Criminalità: sequestri in tutta Italia per più di un miliardo di euro

Oggi sono stati sequestrati a Napoli beni per 800 milioni di euro, tutti intestati all’imprenditore Angelo Simeoli, ritenuto essere strettamente legato al clan camorristico dei Casalesi. Secondo le indagini, coordinate dalla Direzione distrettuale antimafia della città partenopea, Simeoli avrebbe accumulato l’ingente patrimonio grazie ai suoi legami con la cosca camorristica dei Polverino.

L’imprenditore era già stato coinvolto nell’indagine della Guardia di Finanza del 23 febbraio scorso e che aveva portato all’arresto di 14 persone, aveva creato una rete di prestanome, soprattutto operanti nel settore edile e immobiliare, ai quali venivano intestate le proprietà di beni immobili, imprese e automobili, per deviare i sospetti.

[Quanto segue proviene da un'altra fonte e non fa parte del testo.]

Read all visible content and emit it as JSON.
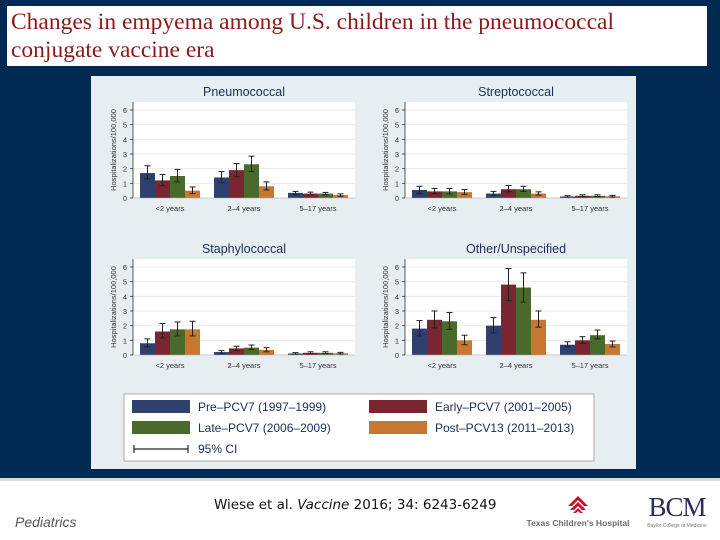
{
  "slide": {
    "title_lines": [
      "Changes in empyema among U.S. children in the pneumococcal",
      "conjugate vaccine era"
    ]
  },
  "footer": {
    "left_label": "Pediatrics",
    "citation": {
      "authors": "Wiese et al.",
      "journal": "Vaccine",
      "details": "2016; 34: 6243-6249"
    },
    "logos": [
      "Texas Children's Hospital",
      "BCM",
      "Baylor College of Medicine"
    ]
  },
  "colors": {
    "background": "#002a52",
    "title": "#8b1a1a",
    "panel": "#e7eef2",
    "series": [
      "#2f3f6e",
      "#7a2530",
      "#4a6a2b",
      "#c8772e"
    ]
  },
  "chart_data": {
    "type": "bar",
    "ylabel": "Hospitalizations/100,000",
    "ylim": [
      0,
      6
    ],
    "yticks": [
      0,
      1,
      2,
      3,
      4,
      5,
      6
    ],
    "categories": [
      "<2 years",
      "2–4 years",
      "5–17 years"
    ],
    "series_names": [
      "Pre–PCV7 (1997–1999)",
      "Early–PCV7 (2001–2005)",
      "Late–PCV7 (2006–2009)",
      "Post–PCV13 (2011–2013)"
    ],
    "legend": {
      "placement": "bottom",
      "entries": [
        "Pre–PCV7 (1997–1999)",
        "Early–PCV7 (2001–2005)",
        "Late–PCV7 (2006–2009)",
        "Post–PCV13 (2011–2013)"
      ],
      "ci_label": "95% CI"
    },
    "grid": true,
    "panels": [
      {
        "title": "Pneumococcal",
        "values": [
          [
            1.7,
            1.2,
            1.5,
            0.5
          ],
          [
            1.4,
            1.9,
            2.3,
            0.8
          ],
          [
            0.35,
            0.3,
            0.3,
            0.2
          ]
        ],
        "ci": [
          [
            [
              1.3,
              2.2
            ],
            [
              0.85,
              1.6
            ],
            [
              1.1,
              1.95
            ],
            [
              0.3,
              0.75
            ]
          ],
          [
            [
              1.05,
              1.8
            ],
            [
              1.45,
              2.35
            ],
            [
              1.8,
              2.85
            ],
            [
              0.55,
              1.1
            ]
          ],
          [
            [
              0.25,
              0.45
            ],
            [
              0.22,
              0.4
            ],
            [
              0.22,
              0.38
            ],
            [
              0.12,
              0.28
            ]
          ]
        ]
      },
      {
        "title": "Streptococcal",
        "values": [
          [
            0.55,
            0.45,
            0.45,
            0.4
          ],
          [
            0.3,
            0.6,
            0.6,
            0.3
          ],
          [
            0.1,
            0.15,
            0.15,
            0.12
          ]
        ],
        "ci": [
          [
            [
              0.3,
              0.8
            ],
            [
              0.3,
              0.65
            ],
            [
              0.28,
              0.65
            ],
            [
              0.25,
              0.58
            ]
          ],
          [
            [
              0.18,
              0.45
            ],
            [
              0.42,
              0.85
            ],
            [
              0.45,
              0.8
            ],
            [
              0.2,
              0.42
            ]
          ],
          [
            [
              0.05,
              0.16
            ],
            [
              0.1,
              0.22
            ],
            [
              0.1,
              0.22
            ],
            [
              0.07,
              0.18
            ]
          ]
        ]
      },
      {
        "title": "Staphylococcal",
        "values": [
          [
            0.8,
            1.6,
            1.75,
            1.75
          ],
          [
            0.2,
            0.45,
            0.5,
            0.35
          ],
          [
            0.1,
            0.15,
            0.15,
            0.12
          ]
        ],
        "ci": [
          [
            [
              0.55,
              1.1
            ],
            [
              1.15,
              2.15
            ],
            [
              1.3,
              2.25
            ],
            [
              1.3,
              2.3
            ]
          ],
          [
            [
              0.1,
              0.3
            ],
            [
              0.3,
              0.6
            ],
            [
              0.38,
              0.68
            ],
            [
              0.22,
              0.5
            ]
          ],
          [
            [
              0.05,
              0.16
            ],
            [
              0.1,
              0.22
            ],
            [
              0.1,
              0.22
            ],
            [
              0.07,
              0.18
            ]
          ]
        ]
      },
      {
        "title": "Other/Unspecified",
        "values": [
          [
            1.8,
            2.4,
            2.3,
            1.0
          ],
          [
            2.0,
            4.8,
            4.6,
            2.4
          ],
          [
            0.7,
            1.0,
            1.35,
            0.75
          ]
        ],
        "ci": [
          [
            [
              1.3,
              2.35
            ],
            [
              1.85,
              3.0
            ],
            [
              1.75,
              2.9
            ],
            [
              0.7,
              1.35
            ]
          ],
          [
            [
              1.5,
              2.55
            ],
            [
              3.7,
              5.9
            ],
            [
              3.6,
              5.6
            ],
            [
              1.9,
              3.0
            ]
          ],
          [
            [
              0.55,
              0.9
            ],
            [
              0.8,
              1.25
            ],
            [
              1.1,
              1.7
            ],
            [
              0.55,
              0.95
            ]
          ]
        ]
      }
    ]
  }
}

Nell’ambito della maxi operazione alla quale hanno partecipato anche i finanzieri del Gico di Napoli, dello Scico di Roma e del Nucleo di Polizia Tributaria di Caserta, sono stati sequestrati anche beni per 200 milioni di euro a un imprenditore di Lamezia Terme, ritenuto essere collegato con la ‘ndrangheta di Vibo e di Lamezia, e i cui redditi dichiarati non giustificavano un patrimonio tanto consistente, 70 milioni di euro a un imprenditore di Messina, vicino al clan mafioso della zona, e 18 arresti a Napoli per associazione mafiosa, tentato omicidio, estorsione e dell’incendio di un campo rom, ai danni di affiliati al clan camorristico Casella-Circone.